Проект «Джейн Остен» - Кэтлин Э. Флинн
Шрифт:
Интервал:
Закладка:
— Иногда я думаю, что нам вообще не стоит возвращаться, — наконец произнес Лиам — так тихо, что я едва его расслышала. — Ибо как знать, что нас там ждет?
Мысль была безумная; все рациональное во мне взбунтовалось. Но я лишь спросила:
— И что мы будем тут делать?
— Отправимся в Канаду, например? Там некому считать нас братом и сестрой. Мы могли бы начать с нуля, взять новые имена. Могли бы пожениться. — Он ненадолго умолк. — У нас еще есть кое-какие деньги. Я написал нашим банкирам в Лондоне. Похоже, Эдвард никого не известил.
— Нам не место в этом мире, — медленно произнесла я.
У меня перед глазами встала картинка: моя аккуратная квартира с белой кухней и видом на Вандербильд-авеню и площадь Гранд-Арми-плаза. Жизнь там теперь казалась сном — футуристичным стерильным сном, в котором у меня были проточная вода и электричество, ответственная работа и настоящее имя. Я представила маму, которая пишет маслом у себя на чердаке и гадает, все ли у меня хорошо.
— Возможно, что и в том мире нам места больше нет.
Я чувствовала на себе его взгляд, но сама поднять глаза не могла. Пожалуй, я боялась — боялась, что, если посмотрю на него, он уговорит меня, используя свой сверхъестественный актерский талант и дар убеждения.
— Мы пренебрегли инструкциями. Мы сделали именно то, чего делать не должны были, — изменили историю.
— Я изменила, ты хочешь сказать. Это ведь я спасла Тома — ты говорил, что это дурная идея.
— О Рейчел, милая, мы ведь не знаем, что именно послужило толчком. Это могло быть что угодно — или все сразу. Неужели ты будешь корить себя всю жизнь из-за одного доброго поступка?
Я наконец подняла глаза. Он сидел, подавшись ко мне и подпирая вытянутый подбородок кулаком, и во взгляде его было все, чего я опасалась: запал, вожделение и искренняя надежда. Трудно сопротивляться, когда на тебя так смотрят, даже если ты знаешь, что перед тобой опытный актер. Я допустила мысль, что у него, возможно, и нет намерения обмануть меня или себя. Но что тогда? Что мне делать в таком случае? Я встала; сердце стучало как бешеное — думаю, от страха.
— Можешь меня обнять? — сказала я, и мы расхохотались. — Давай поговорим об этом позже? Нам еще не пора в постель?
— Может, и пора. — Его руки обвили меня, я уткнулась носом в его галстук и вдохнула его запах: угольный дым, лавровое мыло и что-то еще, чему я не знала названия. — Как я по тебе соскучился.

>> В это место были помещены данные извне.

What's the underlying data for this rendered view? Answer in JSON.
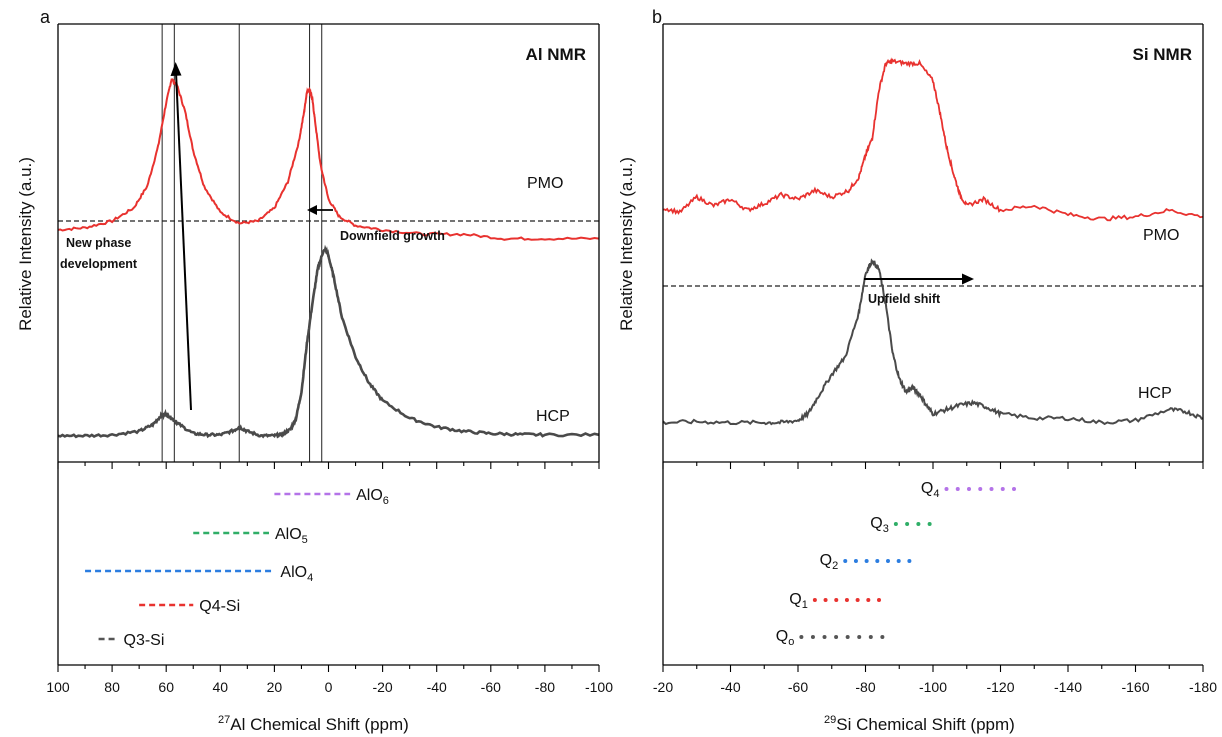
{
  "chart_data": [
    {
      "type": "line",
      "panel_letter": "a",
      "title": "Al NMR",
      "xlabel_sup": "27",
      "xlabel_main": "Al Chemical Shift (ppm)",
      "ylabel": "Relative Intensity (a.u.)",
      "xlim": [
        100,
        -100
      ],
      "x_ticks": [
        "100",
        "80",
        "60",
        "40",
        "20",
        "0",
        "-20",
        "-40",
        "-60",
        "-80",
        "-100"
      ],
      "x_tick_values": [
        100,
        80,
        60,
        40,
        20,
        0,
        -20,
        -40,
        -60,
        -80,
        -100
      ],
      "reference_lines_ppm": [
        61.5,
        57,
        33,
        7,
        2.5
      ],
      "series": [
        {
          "name": "PMO",
          "color": "#e8322f",
          "x": [
            100,
            90,
            80,
            72,
            67,
            63,
            60,
            58,
            56,
            53,
            50,
            46,
            40,
            33,
            26,
            20,
            15,
            11,
            9,
            8,
            7,
            6,
            5,
            3,
            0,
            -4,
            -10,
            -20,
            -35,
            -50,
            -65,
            -80,
            -100
          ],
          "y": [
            0.53,
            0.535,
            0.55,
            0.58,
            0.63,
            0.72,
            0.82,
            0.875,
            0.86,
            0.8,
            0.71,
            0.63,
            0.57,
            0.545,
            0.55,
            0.58,
            0.64,
            0.73,
            0.8,
            0.845,
            0.85,
            0.83,
            0.78,
            0.68,
            0.6,
            0.56,
            0.54,
            0.53,
            0.52,
            0.52,
            0.51,
            0.51,
            0.51
          ]
        },
        {
          "name": "HCP",
          "color": "#4a4a4a",
          "x": [
            100,
            90,
            80,
            70,
            65,
            62,
            60,
            58,
            55,
            50,
            45,
            40,
            35,
            33,
            30,
            25,
            20,
            17,
            14,
            12,
            10,
            8,
            6,
            4,
            2,
            1,
            0,
            -2,
            -5,
            -10,
            -15,
            -20,
            -30,
            -40,
            -50,
            -60,
            -70,
            -80,
            -100
          ],
          "y": [
            0.06,
            0.06,
            0.062,
            0.07,
            0.085,
            0.105,
            0.11,
            0.1,
            0.085,
            0.065,
            0.062,
            0.062,
            0.072,
            0.08,
            0.07,
            0.06,
            0.06,
            0.063,
            0.075,
            0.1,
            0.16,
            0.27,
            0.36,
            0.44,
            0.48,
            0.485,
            0.47,
            0.42,
            0.33,
            0.24,
            0.18,
            0.14,
            0.1,
            0.08,
            0.07,
            0.065,
            0.063,
            0.062,
            0.062
          ]
        }
      ],
      "baseline_y": 0.485,
      "annotations": {
        "pmo_label": "PMO",
        "hcp_label": "HCP",
        "new_phase_line1": "New phase",
        "new_phase_line2": "development",
        "downfield": "Downfield growth"
      },
      "ranges": [
        {
          "label_main": "AlO",
          "label_sub": "6",
          "from": 20,
          "to": -8,
          "color": "#b473e8",
          "style": "dash"
        },
        {
          "label_main": "AlO",
          "label_sub": "5",
          "from": 50,
          "to": 22,
          "color": "#2fae67",
          "style": "dash"
        },
        {
          "label_main": "AlO",
          "label_sub": "4",
          "from": 90,
          "to": 20,
          "color": "#2b7de0",
          "style": "dash"
        },
        {
          "label_main": "Q4-Si",
          "label_sub": "",
          "from": 70,
          "to": 50,
          "color": "#e8322f",
          "style": "dash"
        },
        {
          "label_main": "Q3-Si",
          "label_sub": "",
          "from": 85,
          "to": 78,
          "color": "#555555",
          "style": "dash"
        }
      ]
    },
    {
      "type": "line",
      "panel_letter": "b",
      "title": "Si NMR",
      "xlabel_sup": "29",
      "xlabel_main": "Si Chemical Shift (ppm)",
      "ylabel": "Relative Intensity (a.u.)",
      "xlim": [
        -20,
        -180
      ],
      "x_ticks": [
        "-20",
        "-40",
        "-60",
        "-80",
        "-100",
        "-120",
        "-140",
        "-160",
        "-180"
      ],
      "x_tick_values": [
        -20,
        -40,
        -60,
        -80,
        -100,
        -120,
        -140,
        -160,
        -180
      ],
      "series": [
        {
          "name": "PMO",
          "color": "#e8322f",
          "x": [
            -20,
            -25,
            -30,
            -35,
            -40,
            -45,
            -50,
            -55,
            -60,
            -65,
            -70,
            -75,
            -78,
            -80,
            -82,
            -84,
            -86,
            -88,
            -92,
            -96,
            -100,
            -102,
            -104,
            -106,
            -108,
            -110,
            -115,
            -120,
            -130,
            -140,
            -150,
            -160,
            -170,
            -180
          ],
          "y": [
            0.58,
            0.57,
            0.605,
            0.585,
            0.6,
            0.575,
            0.59,
            0.61,
            0.6,
            0.62,
            0.605,
            0.62,
            0.65,
            0.7,
            0.74,
            0.85,
            0.91,
            0.915,
            0.91,
            0.91,
            0.87,
            0.8,
            0.72,
            0.66,
            0.61,
            0.585,
            0.6,
            0.575,
            0.585,
            0.565,
            0.555,
            0.56,
            0.575,
            0.56
          ]
        },
        {
          "name": "HCP",
          "color": "#4a4a4a",
          "x": [
            -20,
            -30,
            -40,
            -50,
            -55,
            -60,
            -63,
            -66,
            -70,
            -74,
            -78,
            -80,
            -82,
            -84,
            -86,
            -88,
            -90,
            -92,
            -94,
            -96,
            -98,
            -100,
            -104,
            -108,
            -112,
            -116,
            -120,
            -130,
            -140,
            -150,
            -160,
            -170,
            -175,
            -180
          ],
          "y": [
            0.09,
            0.092,
            0.09,
            0.09,
            0.09,
            0.095,
            0.11,
            0.15,
            0.2,
            0.24,
            0.34,
            0.43,
            0.46,
            0.44,
            0.36,
            0.25,
            0.19,
            0.16,
            0.17,
            0.155,
            0.13,
            0.11,
            0.12,
            0.13,
            0.135,
            0.125,
            0.11,
            0.1,
            0.1,
            0.09,
            0.095,
            0.12,
            0.115,
            0.1
          ]
        }
      ],
      "baseline_y": 0.485,
      "annotations": {
        "pmo_label": "PMO",
        "hcp_label": "HCP",
        "upfield": "Upfield shift"
      },
      "ranges": [
        {
          "label_main": "Q",
          "label_sub": "4",
          "from": -104,
          "to": -124,
          "color": "#b473e8",
          "style": "dot"
        },
        {
          "label_main": "Q",
          "label_sub": "3",
          "from": -89,
          "to": -99,
          "color": "#2fae67",
          "style": "dot"
        },
        {
          "label_main": "Q",
          "label_sub": "2",
          "from": -74,
          "to": -93,
          "color": "#2b7de0",
          "style": "dot"
        },
        {
          "label_main": "Q",
          "label_sub": "1",
          "from": -65,
          "to": -84,
          "color": "#e8322f",
          "style": "dot"
        },
        {
          "label_main": "Q",
          "label_sub": "o",
          "from": -61,
          "to": -85,
          "color": "#555555",
          "style": "dot"
        }
      ]
    }
  ]
}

Все было именно так, как я себе и представляла, словно мои мысли воплотились в реальность: смятые простыни на нашей кровати в неровном свете единственной свечи, густая темь за окном, лошадиная возня во дворе, мы нагишом и разговоры без опаски. До этого момента мы видели друг друга лишь урывками и собой могли побыть совсем недолго; сейчас же всего этого было в избытке — будто ешь перенасыщенный вкусом десерт. Мы занимались любовью, болтали, молчали, засыпали, а потом просыпались и начинали цикл заново, но в конце концов в окне забрезжил рассвет и Лиам сказал:
— Давай возьмем рукопись, поедем на Бокс-Хилл и будем там ее читать.

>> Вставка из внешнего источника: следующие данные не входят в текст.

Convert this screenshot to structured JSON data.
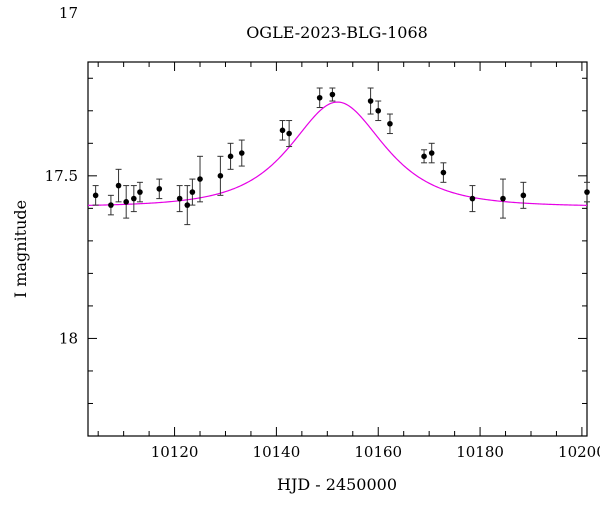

Бокс-Хилл — место печально известного пикника из «Эммы», реальное место, в отличие от Хайбери, расположенное неподалеку от Летерхеда. Мы сидели в тени ландо на одеяле, которое позаимствовали из гостиницы, и читали роман вслух, сменяя друг друга, когда садился голос, — правда, Лиаму досталась большая часть, поскольку мои нетренированные связки уставали быстрее. Когда мы закончили чтение, уже вечерело. Я лежала, опершись на локти, и разглядывала ладный зеленый пейзаж под холмом, на котором мы расположились: лесополоса, река и дорога, длинные тени и золотистый закатный свет. Лошади переступали копытами и жевали траву, ветер пел в деревьях, и птицы ему вторили. Мир жил и переливался красками. Я всегда буду помнить этот миг, подумала я, даже если доживу до ста лет.
— Что ж, — произнесла я.
— Да-а.
Да, это была Джейн Остен, с ее мастерски выстроенным сюжетом и тончайшим психологизмом, но другая: ее сатира обрела язвительный оттенок, ее безжалостный ум изобличал жизненные несправедливости, в особенности те, с которыми сталкивались женщины. В приступе зависти к сестре Пенелопа расстраивает помолвку Эммы с мистером Ховардом, убедив того, что с ней уже помолвлен Том Мазгрейв. Эмма вынуждена устроиться на работу гувернанткой, но Пенелопе уготована куда худшая участь: она становится содержанкой — и в конце концов ее ждет полный крах.
— Начинаешь понимать, почему она отказалась от его издания, — сказал Лиам — он сидел, обхватив колени, вид у него был ошалелый.
— Роман произведет фурор. Ее станут воспринимать иначе.
Он задумчиво посмотрел на меня и почесал спину.
— Если этот роман вообще когда-нибудь прочтут.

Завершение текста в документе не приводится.